The vote came as the fragile ceasefire that had been in force for three days was rocked by fighting in the central city of Homs, where regime forces shelled rebel-held neighbourhoods. Rebel fighters were also reported to have fired rocket-propelled grenades at an area held by regime loyalists.
In Aleppo, Syria's largest city, regime forces opened fire on mourners at a funeral, while rebel gunmen ambushed a car carrying soldiers in the southern province of Daraa. The two sides have traded allegations of violations of the truce since it took effect last week.
However, yesterday's reports of the use of heavier weapons suggested the ceasefire was in jeopardy.
A video, shot in a destroyed part of what the cameraman said was the Homs neighbourhood of al-Qarabis, showed two tanks rushing through the streets to the sound of heavy gunfire and explosions. "Look with your own eyes. Look, world. Watch what they are doing," the man making the video screamed as a tank raised its turret.
The Syrian state news agency, Sana, said "armed terrorists" killed five people in ambushes around the country yesterday and kidnapped a parliamentary candidate from the north.
Since the truce brokered by Annan came into effect, fewer deaths have been reported. The UK-based Syrian Observatory for Human Rights said the shelling yesterday morning in Homs lasted for about an hour and there were no reports of casualties.
Activist Tarek Badrakhan in the Homs neighbourhood of Khaldiyeh, as well as observatory monitors, said the shelling targeted the neighbourhoods of Jouret el-Shayah and Qarabees.

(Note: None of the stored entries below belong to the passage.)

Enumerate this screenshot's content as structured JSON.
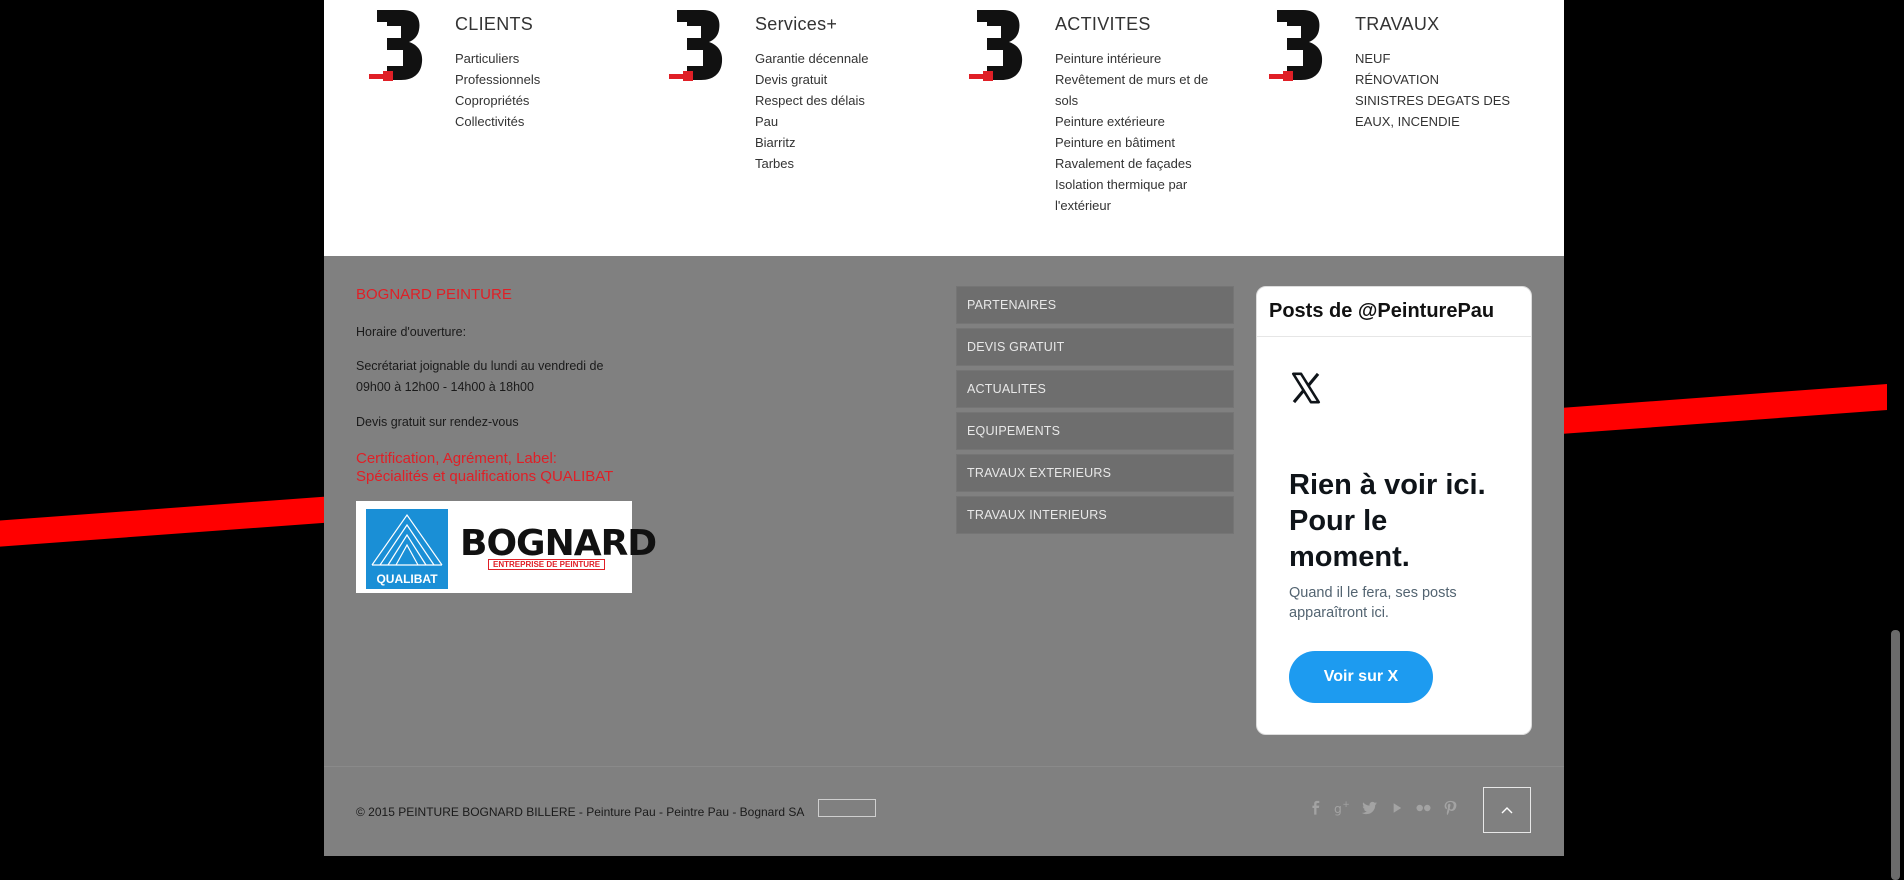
{
  "columns": [
    {
      "title": "CLIENTS",
      "items": [
        "Particuliers",
        "Professionnels",
        "Copropriétés",
        "Collectivités"
      ]
    },
    {
      "title": "Services+",
      "items": [
        "Garantie décennale",
        "Devis gratuit",
        "Respect des délais",
        "Pau",
        "Biarritz",
        "Tarbes"
      ]
    },
    {
      "title": "ACTIVITES",
      "items": [
        "Peinture intérieure",
        "Revêtement de murs et de sols",
        "Peinture extérieure",
        "Peinture en bâtiment",
        "Ravalement de façades",
        "Isolation thermique par l'extérieur"
      ]
    },
    {
      "title": "TRAVAUX",
      "items": [
        "NEUF",
        "RÉNOVATION",
        "SINISTRES DEGATS DES EAUX, INCENDIE"
      ]
    }
  ],
  "footer": {
    "company": "BOGNARD PEINTURE",
    "hours_label": "Horaire d'ouverture:",
    "secretariat": "Secrétariat joignable du lundi au vendredi de 09h00 à 12h00 - 14h00 à 18h00",
    "quote": "Devis gratuit sur rendez-vous",
    "cert_line1": "Certification, Agrément, Label:",
    "cert_line2": "Spécialités et qualifications QUALIBAT",
    "qualibat_label": "QUALIBAT",
    "bognard_logo_text": "BOGNARD",
    "bognard_logo_sub": "ENTREPRISE DE PEINTURE"
  },
  "menu": [
    "PARTENAIRES",
    "DEVIS GRATUIT",
    "ACTUALITES",
    "EQUIPEMENTS",
    "TRAVAUX EXTERIEURS",
    "TRAVAUX INTERIEURS"
  ],
  "twitter": {
    "header": "Posts de @PeinturePau",
    "headline": "Rien à voir ici. Pour le moment.",
    "subtext": "Quand il le fera, ses posts apparaîtront ici.",
    "button": "Voir sur X"
  },
  "bottom": {
    "copyright": "© 2015 PEINTURE BOGNARD BILLERE - Peinture Pau - Peintre Pau - Bognard SA",
    "socials": [
      "facebook-icon",
      "google-plus-icon",
      "twitter-icon",
      "youtube-icon",
      "flickr-icon",
      "pinterest-icon"
    ]
  },
  "colors": {
    "accent_red": "#e01f26",
    "footer_grey": "#808080",
    "twitter_blue": "#1d9bf0"
  }
}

"I can see black smoke billowing from a building that was hit in Jouret el-Shayah," Badrakhan told the Associated Press via Skype.
The Local Co-ordination Committees activist group said troops fired at a funeral in Aleppo. The observatory said three people were wounded.
Troops were conducting a wave of arrests in the Damascus suburb of Dumair when a car exploded, killing one civilian and wounding two others, it said.